Ann Marie Lambert of Esgenoôpetitj First Nation died Tuesday night of a suspected overdose. An autopsy resulted in drug samples being sent to Health Canada's toxicology labs. (Facebook)

The drug involved isn't known yet, though people are concerned it's fentanyl, a powerful drug that has been linked to an increasing number of overdose deaths across CanadaNeguac RCMP have asked Health Canada's toxicology lab for an "urgent" analysis of the drug taken by Lambert. 

Bartibogue is hoping to see the band council pass a drug-trafficking banishment resolution like councils in Elsipogtog First Nation and Tobique First Nation have.

"I did talk to the chief about it and asked that he make a recommendation.
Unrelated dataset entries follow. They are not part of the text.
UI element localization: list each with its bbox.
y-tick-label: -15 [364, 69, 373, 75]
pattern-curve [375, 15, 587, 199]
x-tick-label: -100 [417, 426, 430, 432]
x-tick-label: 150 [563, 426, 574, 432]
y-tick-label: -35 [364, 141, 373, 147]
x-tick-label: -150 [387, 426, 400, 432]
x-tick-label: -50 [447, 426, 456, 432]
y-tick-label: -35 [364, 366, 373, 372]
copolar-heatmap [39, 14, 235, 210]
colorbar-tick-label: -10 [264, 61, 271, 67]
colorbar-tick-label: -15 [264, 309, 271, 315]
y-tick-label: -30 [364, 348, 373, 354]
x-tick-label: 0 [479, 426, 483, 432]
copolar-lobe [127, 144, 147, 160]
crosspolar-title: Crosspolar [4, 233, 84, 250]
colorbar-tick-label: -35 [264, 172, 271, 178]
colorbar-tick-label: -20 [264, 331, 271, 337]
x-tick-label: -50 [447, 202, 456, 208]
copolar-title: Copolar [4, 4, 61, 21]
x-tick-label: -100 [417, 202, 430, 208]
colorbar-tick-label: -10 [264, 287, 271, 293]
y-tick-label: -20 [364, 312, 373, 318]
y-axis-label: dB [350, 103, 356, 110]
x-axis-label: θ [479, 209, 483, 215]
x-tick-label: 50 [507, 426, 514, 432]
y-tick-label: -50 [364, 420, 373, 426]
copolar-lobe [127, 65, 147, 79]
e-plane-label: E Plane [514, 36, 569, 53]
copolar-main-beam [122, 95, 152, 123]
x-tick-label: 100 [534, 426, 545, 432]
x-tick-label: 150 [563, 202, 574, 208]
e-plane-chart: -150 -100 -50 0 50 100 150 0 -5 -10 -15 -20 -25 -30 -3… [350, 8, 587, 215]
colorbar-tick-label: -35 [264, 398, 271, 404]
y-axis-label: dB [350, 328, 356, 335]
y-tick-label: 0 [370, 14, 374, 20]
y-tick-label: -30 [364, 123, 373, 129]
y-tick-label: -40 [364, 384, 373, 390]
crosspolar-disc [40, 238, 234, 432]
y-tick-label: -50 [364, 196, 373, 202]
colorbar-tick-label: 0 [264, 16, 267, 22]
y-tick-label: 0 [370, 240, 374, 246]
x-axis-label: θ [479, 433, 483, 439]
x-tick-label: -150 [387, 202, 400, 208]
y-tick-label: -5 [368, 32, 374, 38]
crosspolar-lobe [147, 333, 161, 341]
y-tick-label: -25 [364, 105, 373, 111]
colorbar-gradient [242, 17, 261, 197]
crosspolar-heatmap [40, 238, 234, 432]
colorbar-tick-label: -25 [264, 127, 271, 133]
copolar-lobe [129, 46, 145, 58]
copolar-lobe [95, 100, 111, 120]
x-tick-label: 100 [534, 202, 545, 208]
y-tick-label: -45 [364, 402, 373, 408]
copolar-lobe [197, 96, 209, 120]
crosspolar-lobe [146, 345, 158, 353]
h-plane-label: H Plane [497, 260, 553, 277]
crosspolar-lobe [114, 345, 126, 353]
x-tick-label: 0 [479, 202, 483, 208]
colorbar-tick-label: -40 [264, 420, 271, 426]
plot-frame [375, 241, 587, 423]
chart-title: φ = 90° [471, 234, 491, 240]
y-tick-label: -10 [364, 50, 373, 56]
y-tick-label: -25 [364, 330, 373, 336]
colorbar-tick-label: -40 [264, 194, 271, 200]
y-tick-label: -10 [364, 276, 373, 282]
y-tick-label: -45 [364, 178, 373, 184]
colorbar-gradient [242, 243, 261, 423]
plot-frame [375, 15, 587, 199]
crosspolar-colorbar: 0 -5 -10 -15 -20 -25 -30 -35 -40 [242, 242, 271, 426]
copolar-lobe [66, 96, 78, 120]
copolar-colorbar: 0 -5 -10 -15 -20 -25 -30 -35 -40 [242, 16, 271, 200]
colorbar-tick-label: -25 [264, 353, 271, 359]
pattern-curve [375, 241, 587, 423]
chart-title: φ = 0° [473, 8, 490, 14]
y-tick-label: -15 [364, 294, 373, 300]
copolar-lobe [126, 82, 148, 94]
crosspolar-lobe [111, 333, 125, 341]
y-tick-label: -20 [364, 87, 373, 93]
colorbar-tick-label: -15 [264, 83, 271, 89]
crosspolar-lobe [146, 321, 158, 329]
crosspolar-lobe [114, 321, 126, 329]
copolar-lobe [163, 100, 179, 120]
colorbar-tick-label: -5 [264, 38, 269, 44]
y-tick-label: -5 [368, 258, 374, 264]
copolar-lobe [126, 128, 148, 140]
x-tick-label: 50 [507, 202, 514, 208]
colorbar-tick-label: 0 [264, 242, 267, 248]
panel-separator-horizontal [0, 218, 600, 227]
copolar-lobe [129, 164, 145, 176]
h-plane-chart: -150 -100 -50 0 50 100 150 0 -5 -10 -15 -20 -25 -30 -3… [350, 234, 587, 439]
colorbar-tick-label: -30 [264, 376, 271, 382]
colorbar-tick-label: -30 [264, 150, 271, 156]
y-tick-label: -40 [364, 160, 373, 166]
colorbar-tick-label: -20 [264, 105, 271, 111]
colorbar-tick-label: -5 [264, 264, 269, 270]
He's going to address it with the council." 

The band councils' resolutions were passed two days after the first four overdoses occurred in Esgenoôpetitj. Both communities' resolutions warn that people trafficking fentanyl and other drugs will be banned. 

Tobique's resolution includes not only banishment from the reserve, but also from community services and benefits. 

The band councils say they are taking these steps to protect the health and safety of those living in the community. 

Bartibogue said in Esgenoôpetitj so many people are related it may be difficult for some to agree to a similar measure, knowing some people may be expelled.

"Hopefully something can be done to help this situation." said Bartibogue.

Resolutions welcome

For John Levi of Elsipogtog First Nation, the news the band council is taking action is welcome. 

"I've been fighting with the band to get rid of the dealers. I'm proud of the chief and council for taking that stand," he said. 

Levi said he's been confronting people identified to him as dealers, telling them to stop what they are doing. 

For him, it's personal. 

"I lost my niece last year to suicide, I knew what the drugs were doing to her," Levi said of the 23-year-old. 

With the resolution, he hopes more people will join his fight and more band councils will pass the same resolution.

"It takes strong a leader to do that. We need more of that," said Levi. 

Meanwhile, Bartibogue is working to get more naloxone kits into the community and more people trained to use them. 

Naloxone is administered by a needle or nasal spray to a person who is suspected to have overdosed. It reverses the effect of an opioid overdose.